Tsujimura Takuya, Ishihara Takayuki, Iida Osamu, Hata Yosuke, Toyoshima Taku, Higashino Naoko, Kurata Naoya, Asai Mitsutoshi, Masuda Masaharu, Okamoto Shin, Nanto Kiyonori, Kanda Takashi, Matsuda Yasuhiro, Mano Toshiaki
Kansai Rosai Hospital Cardiovascular Center Amagasaki Japan.
Department of Clinical Engineering, Kansai Rosai Hospital Amagasaki Japan.
Circ Rep. 2021 May 29;3(6):316-323. doi: 10.1253/circrep.CR-21-0053.

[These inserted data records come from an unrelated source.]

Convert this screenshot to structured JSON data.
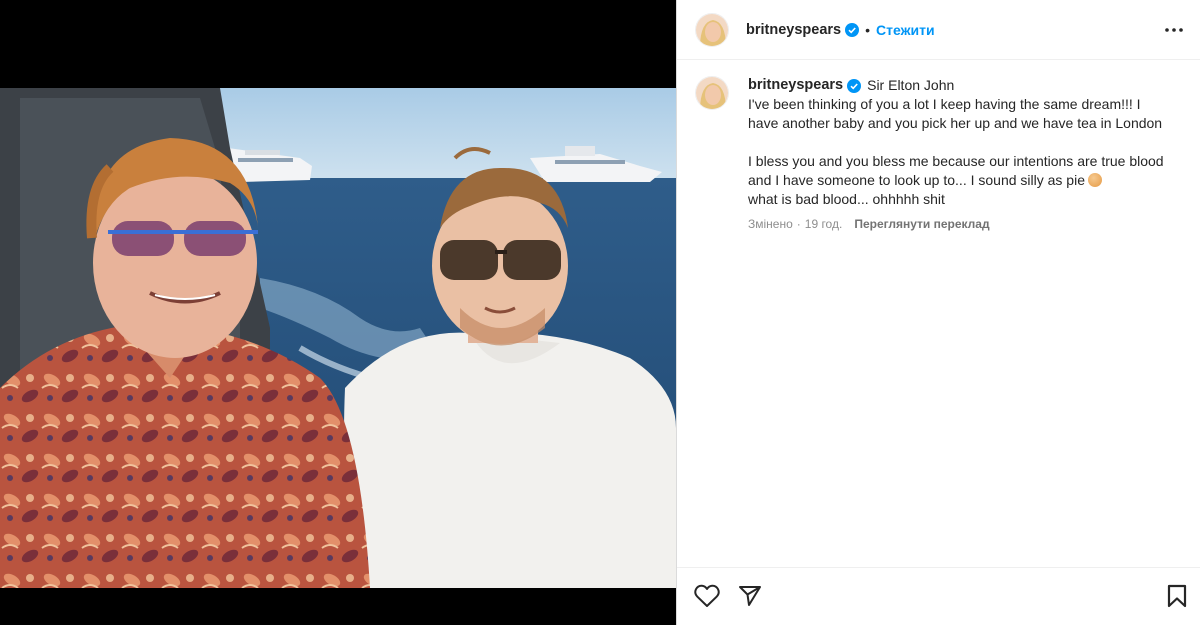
{
  "post": {
    "author": "britneyspears",
    "follow_label": "Стежити",
    "separator": "•"
  },
  "caption": {
    "author": "britneyspears",
    "mention": "Sir Elton John",
    "paragraph1": "I've been thinking of you a lot I keep having the same dream!!! I have another baby and you pick her up and we have tea in London",
    "paragraph2": "I bless you and you bless me because our intentions are true blood and I have someone to look up to... I sound silly as pie",
    "paragraph2_end": "what is bad blood... ohhhhh shit",
    "edited": "Змінено",
    "time": "19 год.",
    "meta_separator": "·",
    "translate_label": "Переглянути переклад"
  },
  "icons": {
    "verified": "verified-badge-icon",
    "more": "more-options-icon",
    "like": "heart-icon",
    "share": "share-icon",
    "save": "bookmark-icon",
    "emoji": "peach-emoji"
  },
  "colors": {
    "accent": "#0095f6",
    "verified": "#0095f6",
    "text": "#262626",
    "muted": "#8e8e8e"
  }
}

The Orsiro ultrathin-strut, biodegradable-polymer, sirolimus-eluting stent (O-SES) has specific characteristics regarding its components and has demonstrated comparable clinical outcomes compared with durable-polymer, drug-eluting stents (DES). However, arterial repair following deployment of the O-SES has not been elucidated to date. Using data from the Kansai Rosai Hospital database between November 2010 and September 2020, we analyzed coronary angioscopy (CAS) findings a mean (±SD) of 10±2 months after implantation of an O-SES, a durable-polymer everolimus-eluting stent (Xience; X-EES), or a biodegradable-polymer everolimus-eluting stent (Synergy; S-EES). Neointimal coverage (NIC), yellow color intensity of the stented segment, and the incidence of thrombus adhesion were compared between the O-SES (66 stents from 42 patients), X-EES (119 stents from 87 patients), and S-EES (132 stents from 88 patients). NIC was significantly thinner for the O-SES than S-EES (P<0.001), but was similar between the O-SES and X-EES (P=0.25). Yellow color intensity was significantly greater for the O-SES than X-EES (P<0.001), but similar between the O-SES and S-EES (P=0.51). The incidence of thrombus adhesions was similar in all 3 groups. O-SES and X-EES resulted in similar inhibition of NIC and both resulted in a thinner NIC than with S-EES. In addition, O-SES exhibited a similar degree of thrombus adhesion as the other DES, suggesting similar thrombogenicity.
奥西罗超薄支柱、可生物降解聚合物、西罗莫司洗脱支架(O-SES)在其组件方面具有特定特征,并且与耐用聚合物药物洗脱支架(DES)相比已显示出相当的临床结果。然而,迄今为止,O-SES植入后的动脉修复情况尚未阐明。利用2010年11月至2020年9月关西罗萨医院数据库中的数据,我们分析了在植入O-SES、耐用聚合物依维莫司洗脱支架(Xience;X-EES)或可生物降解聚合物依维莫司洗脱支架(Synergy;S-EES)后平均(±标准差)10±2个月的冠状动脉血管内镜检查(CAS)结果。比较了O-SES(来自42例患者的66个支架)、X-EES(来自87例患者的119个支架)和S-EES(来自88例患者的132个支架)之间的新生内膜覆盖率(NIC)、支架段的黄色强度以及血栓粘附发生率。O-SES的NIC明显比S-EES薄(P<0.001),但O-SES和X-EES之间相似(P=0.25)。O-SES的黄色强度明显大于X-EES(P<0.001),但O-SES和S-EES之间相似(P=0.51)。所有3组的血栓粘附发生率相似。O-SES和X-EES对NIC的抑制作用相似,且两者导致的NIC均比S-EES薄。此外,O-SES表现出与其他DES相似程度的血栓粘附,表明血栓形成性相似。